The Federal Government has said it has no plans to introduce new taxes or increase the current ones in 2021. FG said, on the contrary, it is making efforts to reduce the tax burden on Nigerians due to the current economic crises occasioned by the COVID-19 pandemic and the fall in the prices of crude oil. The Minister of Finance, Budget and National Planning, Zainab Ahmed, stated this is Abuja on Friday at a public hearing organised by the House of Representatives Committee on Finance on the Finance Bill 2020.

Ahmed also said the bill would make comprehensive reforms in the nation’s tax laws, which is aimed at exempting Small Scale Enterprises from paying Company Income Tax. The minister also noted that the bill was to address issues in the Finance Act 2019 as well as to deepen the innovations. According to her, the Finance Bill 2020 is largely about taxation and tax administration.

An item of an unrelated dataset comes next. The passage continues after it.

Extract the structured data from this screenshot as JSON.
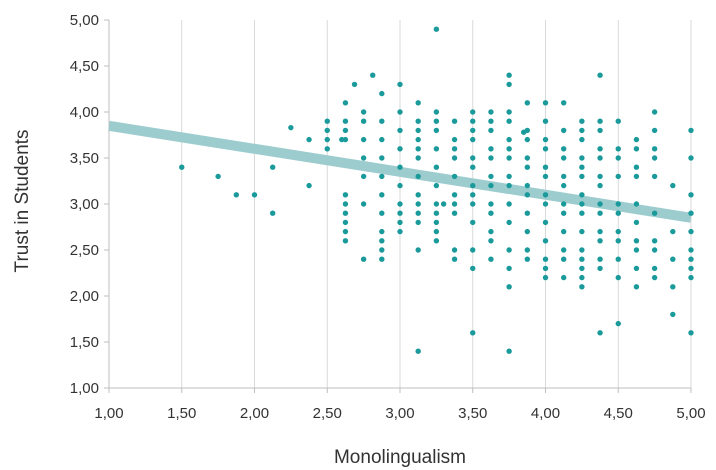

She added that about 1740 persons representing various professional bodies, academics, International development partners, civil society organisations, the private sector as well as key Ministries, Departments, and Agencies of the Federal Government took part in the process of drafting the bill. Ahmed also disclosed that the draft bill was subjected to serious debate at the Federal Executive Council and the National Economic Council before it was transmitted to the National Assembly.

She stated that the principle that guided the bill is the need to adopt critical counter-cyclical fiscal policy as the government needed to adequately respond to economic challenges that occasioned by the pandemic and the crash in crude oil prices. The Minister added, “We also need to defer tax rate increases to the domestic economic sufficiently recover and reduce the compliance burden on tax payers in line with the ease of doing business reforms

“The second principle is the need to reform fiscal incentives policies to help reduce proliferation of fiscal incentives by carefully assessing cost vs benefit of tax incentives and prioritize job creation, growth, and incentives. The government also need closer coordination of monetary, trade and fiscal, adding that this is necessary so that government will be able to align existing tax incentives for lending to agriculture with the recent CBN moratorium and interest rate reduction for agriculture and real sector loans, reform the stamp duty level on banking transaction and make provisions that will help harness funds in form of unclaimed dividends and unclaimed bank balance that has been sitting idle.”

Ahmed stressed that when passed into law, the bill is expected to promote fiscal equity by removing double taxation on companies during commencement and cessation of business, simplify the basis for calculating minimum tax and exempt profits that had been taxed from further taxation in the form of excess dividends.

The law she said aimed to align domestic tax laws with global best practices by introducing significant economic presence rules for taxation of non-resident companies, while also introducing tax incentives for infrastructure and capital market as well as support small business through tax exemption of small businesses from company income tax and reduction in VAT compliance burden for small companies.

The law will also increase revenue for government as it supports the increase of VAT from 5 to 7.5 percent and will also introduce legislative backing for banks to charge stamp duties on electronic receipts. The Minister stressed, “What we don’t have in the Finance Bill 2020 is increase in tax. There are no new taxes that are being introduced and there is no increase in taxes. There are also no new incentives that have been introduced in this bill and will introduce tax reform that has been introduced is geared towards supporting financial stimulus while there are also tax measures that are short, focused and uncontroversial.

“The bill also make provisions to create a legal framework for the creation of a crisis intervention fund that will address crisis that may arise in future, while introducing provisions that allow for the recovery of donations made towards the Covid-19 pandemic and other potential crises.” The Speaker, Femi Gbajabiamila, while declaring the hearing open, noted that the event was to discuss “our ability as a nation to fund the 2021 budget, meet the obligations of government and implement policies to build infrastructure, address the problem of insecurity, grow the economy, and provide jobs that pay a living wage and lift families out of poverty.”

Gbajabiamila added, “However, for this interaction between legislators and the citizens on whose behalf we serve to yield good fruit, all of must take extra care that the contributions we make here today are determined not by narrow considerations of personal or group interests, but fealty to the best interests of the majority of our people and the pursuit of a more peaceful, prosperous and a more economically viable society for all.

“We must also remember that the proper operation of democracy requires that people be willing to listen to and hear each other out especially when they disagree. Let us remember also that whether or not people listen to what you have to say depends not only on the content of your message but also on the manner you choose to deliver it and following therefrom ensure that we observe decorum, and treat each other fairly in the manner of our contributions.”

“The recovery is projected to start in 2021, with subdued growth of 1.5 per cent and output recovering to its pre-pandemic level only in 2022.” The IMF emphasised the need for major policy adjustments and embracing broad market reforms.